Re: how to create automated meaning preserving abbreviations?

From: verdy_p (
Date: Fri Jul 24 2009 - 05:41:09 CDT

  • Next message: karl williamson: "Hangul syllable decomposition types"

    > De : "Asmus Freytag"
    > On 7/22/2009 3:48 PM, André Szabolcs Szelp wrote:
    > > Hello,
    > >
    > > While your point might be valid in a number of cases, the very example
    > > you bring seems somewhat strained. Is it indeed the term you want to
    > > use in your UI? It would probably confuse your users more than not.
    > I think the general problem, that of the need of shortening long words
    > or phrases of certain laguaguages because of runtime changes in UI
    > layout is a real one.
    > As early as 1988 I used a piece of software that had a patented
    > algorithm to reduce arbitrary words and phrases to fit into narrow
    > columns, without being tripped up by the usual problem of lots of terms
    > with identical prefixes.
    > Therefore, arguing about the validity of an isolated example isn't going
    > to help.
    > P. Verdy had suggested the use of dual resources, both long and
    > abbreviated. That approach is more flexible in allowing abbreviations
    > that aren't strict substrings of given words. However, the dual
    > resources approach works only for precisely two screen widths.

    Yes but this is exactly that kind of solution which is adopted in CLDR for example ; look at the various ways to
    write date elements like months: there are not only abbreviations, but also alternate representations such as
    numeric ones instead of letters. The exampel is even more pertinent when abbreviating Chinese date elements where
    abbreviated forms replace a part only of the romanized full name with numbers (because the abbreviation would have
    absolutely no meaning when gthe main information is contained within the first single syllable, but the suffix is
    still needed to disambiguate it with unrelated date elements, like year names or day names).

    So the only question to ask is effectively, how many string widths do you need to build a usable GUI? For very
    narrow screens (like mobile phones), the same GUI will most often require a new design, with their own resources
    anyway, given that not all information will fit the screen even when they are abbreviated. Abbreviating texts is
    only a part of the solution, when the more general solution will require a new representation and a new layout

    So not only you'll have to design a GUI, but you will also necessarily have to consider the minimum screen size in
    which the GUI will have to fit. Below some limit, you'll need another layout, and new separate resources which may
    even be represented in separate screens showing distinct part of the same information.

    To your translators, you then need to provide them with a test layout or with commenting informations explaining the
    maximum widths you can fit in your existing GUI, but also you need to hear about your translators when they'sll
    signal you that the GUI cannot be made meaningful and usable without updating the layout design.

    On the opposite, if you are creating an application where the text will be displayed on a full page width in a
    scrollable area, you will generally not have to explain the width/length constraints and you will probably won't
    want or mandate the use of abbreviations or of private notation conventions.

    For me the problem of the screen width is not a problem: I've not said that you needed dual resources just to limit
    you to two distinct layouts for two distinct screen widths.
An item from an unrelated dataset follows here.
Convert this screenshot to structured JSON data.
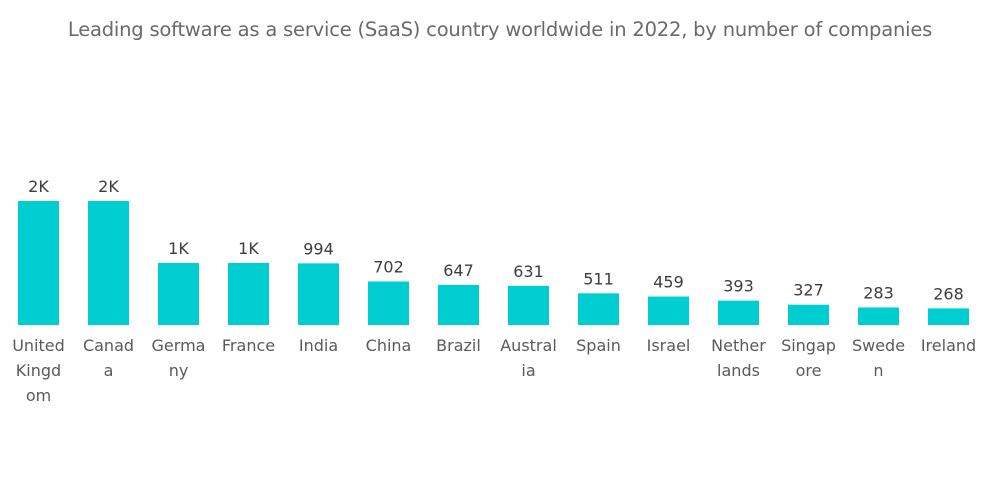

I've just spoken about using as many ressources as
    needed to fit in several possible display layouts. May be for some languages, you will not use the same layouts at
    all (think about RTL and LTR layouts which are generally more complex than just with a basic mirroring of the
    positions and directions of strings and margins). Translating a software will frequently require you more work than
    translating plain text resources: you need something more, which is localisation (and which should also include
    tests for usability).

    > An inline solution could have two modes.
    > a) A marker that identifies a place where some locale specific character
    > can be inserted to mark the end of a prefix-style abbreviation.
    > b) A set of paired markers, identifying a shortened form of the
    > preceding word.

    Yes but why restricting such conventional notation to abbreviations only ? You could as well use the same inline
    markers to delimit multiple forms of the same ressources. But I'mp not sure that inventing such inline notation
    would simplify the problem. It will be often more logical to readapt the layout to the needs for a specific locale
    (more than just the language or its orthography in a given script), and support this addional layout with its own
    separate ressources, making some layouts inaccessible only for some languages that can't fit in them. The perfect
    example context where the multiple-layouts approach for the GUI is the context of applications mobile phones with
    very narrow column widths: you'll also have layouts made specifically for a given locale, not just plain text
    ressources translated for a specific locale and usable within a common GUI layout.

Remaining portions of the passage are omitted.